What’s the one-thing startup founders should be thinking about?
Already alluded to this above, but the answer is most definitely revenues, revenues, revenues. In my opinion, the act of getting a customer to give you money for your service / product is almost sacred. You’ve convinced someone that you’ve built something valuable, and that they should give you a share of their hard-earned wealth. To me, generating that first recurring PO is 100x more exciting than any VC term sheet.
More founders need to understand that investment transactions in the public markets, the later rounds (as well as M&A / PE deals) are really based off of revenues as proof of market success. A business built on ideas and future potential will get a premium on top of current revenues… but there’s really no substitute for actual paying customers.
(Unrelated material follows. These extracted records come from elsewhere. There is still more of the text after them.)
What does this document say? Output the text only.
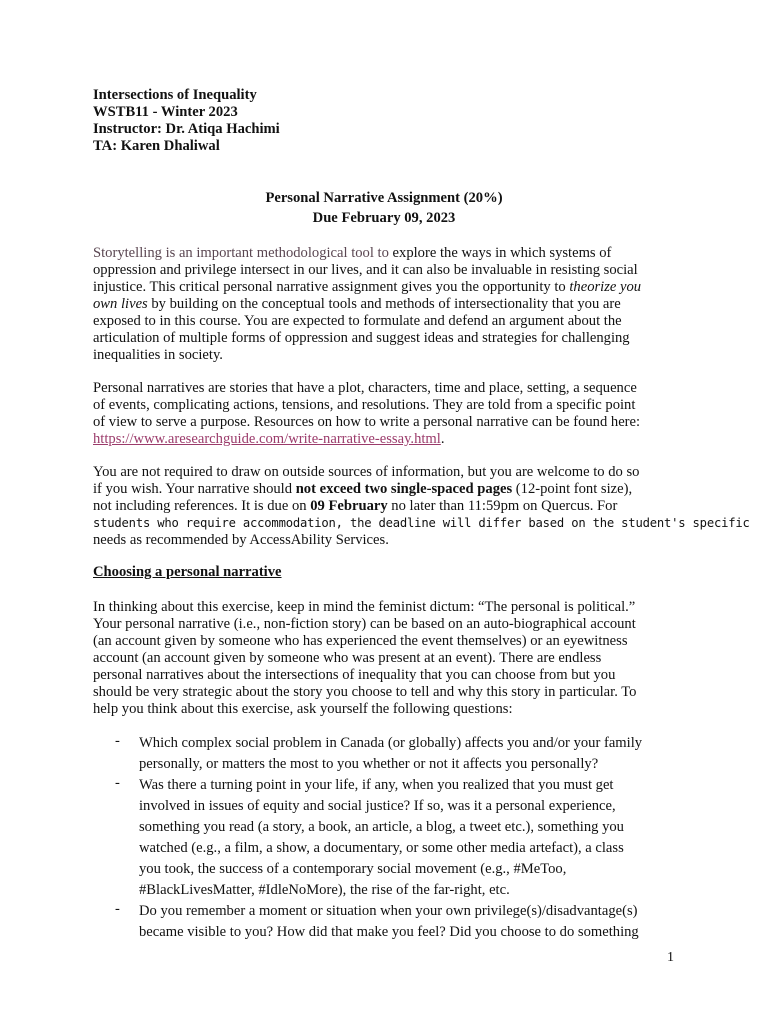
Intersections of Inequality
WSTB11 - Winter 2023
Instructor: Dr. Atiqa Hachimi
TA: Karen Dhaliwal
Personal Narrative Assignment (20%)
Due February 09, 2023
Storytelling is an important methodological tool to explore the ways in which systems of
oppression and privilege intersect in our lives, and it can also be invaluable in resisting social
injustice. This critical personal narrative assignment gives you the opportunity to theorize you
own lives by building on the conceptual tools and methods of intersectionality that you are
exposed to in this course. You are expected to formulate and defend an argument about the
articulation of multiple forms of oppression and suggest ideas and strategies for challenging
inequalities in society.
Personal narratives are stories that have a plot, characters, time and place, setting, a sequence
of events, complicating actions, tensions, and resolutions. They are told from a specific point
of view to serve a purpose. Resources on how to write a personal narrative can be found here:
https://www.aresearchguide.com/write-narrative-essay.html.
You are not required to draw on outside sources of information, but you are welcome to do so
if you wish. Your narrative should not exceed two single-spaced pages (12-point font size),
not including references. It is due on 09 February no later than 11:59pm on Quercus. For
students who require accommodation, the deadline will differ based on the student's specific
needs as recommended by AccessAbility Services.
Choosing a personal narrative
In thinking about this exercise, keep in mind the feminist dictum: “The personal is political.”
Your personal narrative (i.e., non-fiction story) can be based on an auto-biographical account
(an account given by someone who has experienced the event themselves) or an eyewitness
account (an account given by someone who was present at an event). There are endless
personal narratives about the intersections of inequality that you can choose from but you
should be very strategic about the story you choose to tell and why this story in particular. To
help you think about this exercise, ask yourself the following questions:
- Which complex social problem in Canada (or globally) affects you and/or your family
personally, or matters the most to you whether or not it affects you personally?
- Was there a turning point in your life, if any, when you realized that you must get
involved in issues of equity and social justice? If so, was it a personal experience,
something you read (a story, a book, an article, a blog, a tweet etc.), something you
watched (e.g., a film, a show, a documentary, or some other media artefact), a class
you took, the success of a contemporary social movement (e.g., #MeToo,
#BlackLivesMatter, #IdleNoMore), the rise of the far-right, etc.
- Do you remember a moment or situation when your own privilege(s)/disadvantage(s)
became visible to you? How did that make you feel? Did you choose to do something
1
With a few notable, rare exceptions (those of you truly pursuing moonshots)… all startup founders should be focused squarely on convincing customers to pay for your service. If you exit SkyDeck with meaningful sales figures, you *will* get funded; the only question then becomes one of how high of a valuation you deserve.
What’s your number one indicator of success in a company?
The difference in efficiency from individual to individual is *amazing*. I’m surprised no one has come up with a quantitative metric for measuring this yet, but whoever does so will revolutionize the hiring industry. GPA, or even professional achievement, is unfortunately a very poor measure of hustle. Some people just don’t take “no” for an answer, and will blaze their own paths where one didn’t exist before. These people also tend to attract amazing teams to support them.
If you were to launch another startup tomorrow, what sector or vertical would you be in?
If I could go back to basics and restart college, I would look into life sciences. I think we’re quickly reaching an inflection point in cost where synthetic biology is going to change all of our lives, just as affordable personal computing changed it for the first time 30 years ago.
But now that I’m too old to learn new tricks… probably ag-tech. It’s obviously a huge market, but also one where go-to market for venture backed businesses has been extremely difficult. That tells me stresses and opportunities are building. The first companies to successfully use IoT and autonomous devices to create an order of magnitude improvement in production yield will own the world.